(Michele Romano del Sole24Ore) – L’obiettivo è scritto e raggiungibile in un triennio: fare delle Marche il più grande distretto di agricoltura biologica d’Europa, migliorando quel trend che, da 10 anni a questa parte, ha visto praticamente raddoppiare i numeri: da 2 mila a 4 mila operatori, da poco meno di 30 mila a 52 mila ettari, con un’incidenza sul totale della superficie agricola regionale cresciuta dall’11% al 22,2% molto vicina a quella dell’Austria (24%), nettamente superiore sia alla media italiana (15%) che europea (7,7%), al quarto posto in Italia, dopo Calabria, Sicilia e Lazio. Ma è soprattutto sul fronte dell’incidenza di attività biologiche (dati Biobank 2020), che le Marche possono costruire la leadership europea: leader in Italia per quantità (sono 122,6 per milione di abitanti), davanti a Trentino ed Emilia-Romagna; seconda per densità di negozi (45,9/milione di abitanti, il 5% del totale nazionale) subito dietro il Trentino, e di ristoranti (24,3/milione di abitanti, il 7% del totale nazionale), alle spalle dell’Emilia-Romagna; infine, tra i 257 agriturismi attivi, il 24%, sono aziende biologiche.
“Il biologico nelle Marche è nato prima rispetto al resto d’Italia, soprattutto a supporto delle aziende zootecniche che seguivano la linea vacca-vitello – racconta Maria Letizia Gardoni, presidente della Coldiretti regionale –. Queste realtà non avevano mai utilizzato presidi chimici nella gestione dei pascoli già prima che uscisse l’input europeo”. E tra colture foraggere e pascoli si contano oltre 55mila ettari di coltivazioni, a supporto del settore zootecnico: “Questo tipo di nutrimento rientra in tutte quelle pratiche rispettose del benessere animale e rappresenta un altro fattore che incontra il gradimento dei consumatori, sempre più attenti a cosa si mangia, da dove arriva e come viene prodotto». In più ci sono 19.000 ettari di cereali, 6.000 di vigneti (il 37% del totale regionale), 3.000 di oliveti, 2.900 di ortaggi, mille di frutteti e, non per ultimo, “il gradito ritorno della barbabietola da zucchero, coltivata su 605 ettari, raddoppiati in tre anni”.
Il disegno scritto con Regione Marche e Camera di commercio si regge su un patto: aggregare almeno la metà dei coltivatori bio già operativi, primo passo dell’ambizioso Distretto Unico Marche Bio. Sul piatto ci sono risorse che il sistema agricolo regionale non ha mai visto così tutte insieme: 45 milioni, somma stimata per il biennio transitorio 2021-2022 che la Regione potrà impegnare attraverso il Psr in attesa dell’approvazione del riparto dei fondi comunitari, che si vanno a sommare ai 111 milioni del periodo 2014-2020; inoltre, sono pronti 100 mila euro per la promozione. «Come Coldiretti abbiamo ottenuto uno snellimento burocratico – sottolinea la presidente – meno documenti da produrre e maggiore elasticità. Tra monitoraggi doppi ed eccessiva rigidità bastava davvero poco per bloccare una procedura, tempo che le aziende non possono perdere”. Di bio si occuperà anche l’Associazione Cluster Agrifood Marche, aggregazione composta dalle quattro università delle Marche e oltre 50 tra centri di ricerca, Pmi e associazioni di categoria, chiamati a soddisfare le necessità di innovazione lungo l’intera filiera agroalimentare.
Il patto per la creazione del Distretto ha già raccolto la convinta adesione di oltre 600 operatori, una risposta, in linea anche con le indicazioni di Cassa Depositi e Prestiti: l’agricoltura biologica sarà uno dei pilastri del rilancio delle Marche post pandemia.
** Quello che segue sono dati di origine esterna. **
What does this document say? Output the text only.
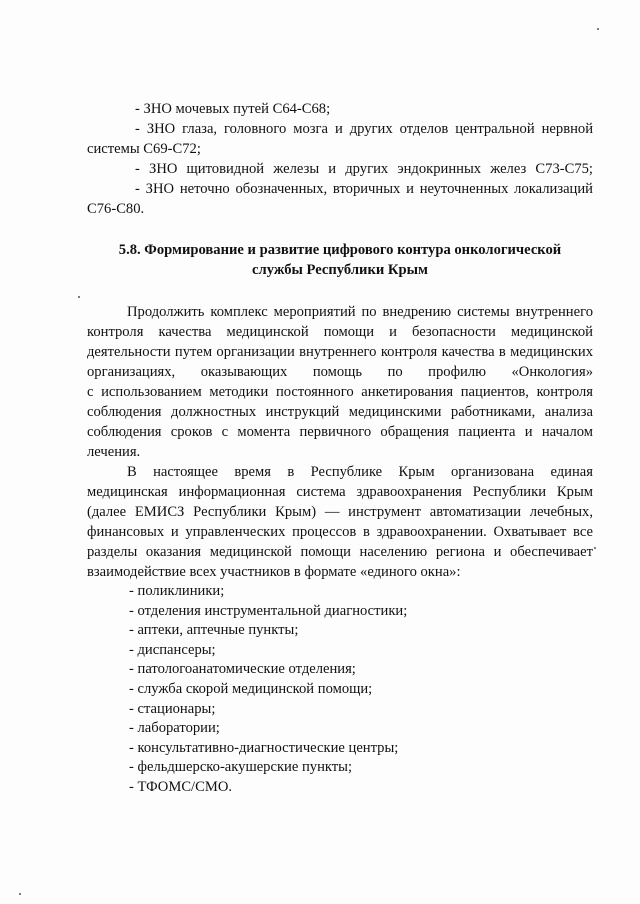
- ЗНО мочевых путей С64-С68;

- ЗНО глаза, головного мозга и других отделов центральной нервной

системы С69-С72;

- ЗНО щитовидной железы и других эндокринных желез С73-С75;

- ЗНО неточно обозначенных, вторичных и неуточненных локализаций

С76-С80.

5.8. Формирование и развитие цифрового контура онкологической

службы Республики Крым

Продолжить комплекс мероприятий по внедрению системы внутреннего

контроля качества медицинской помощи и безопасности медицинской

деятельности путем организации внутреннего контроля качества в медицинских

организациях, оказывающих помощь по профилю «Онкология»

с использованием методики постоянного анкетирования пациентов, контроля

соблюдения должностных инструкций медицинскими работниками, анализа

соблюдения сроков с момента первичного обращения пациента и началом

лечения.

В настоящее время в Республике Крым организована единая

медицинская информационная система здравоохранения Республики Крым

(далее ЕМИСЗ Республики Крым) — инструмент автоматизации лечебных,

финансовых и управленческих процессов в здравоохранении. Охватывает все

разделы оказания медицинской помощи населению региона и обеспечивает

взаимодействие всех участников в формате «единого окна»:

- поликлиники;

- отделения инструментальной диагностики;

- аптеки, аптечные пункты;

- диспансеры;

- патологоанатомические отделения;

- служба скорой медицинской помощи;

- стационары;

- лаборатории;

- консультативно-диагностические центры;

- фельдшерско-акушерские пункты;

- ТФОМС/СМО.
Gardoni è entusiasta dei primi consensi che arrivano dagli operatori: “Significa non disperdere le forze in mille egoismi locali – osserva – è senz’altro vero che i nostri territori devono la propria ricchezza alla diversità, ma per porsi all’attenzione di un mercato più vasto e in continua crescita occorre presentarsi uniti e solidi”. Ecco, dunque, che le Marche del bio hanno la possibilità di presentarsi “come una delle principali terre d’Europa dove la ruralità, il rispetto per l’ambiente, la tradizione contadina fanno da incantevole sfondo a borghi ricchi di storia e di cultura”. Tutto questo alla vigilia della riapertura del bando regionale che finanzierà con oltre 25 milioni il subentro in agricoltura di molti giovani, con la componente ambientale che rivestirà un elemento di priorità per l’assegnazione delle risorse.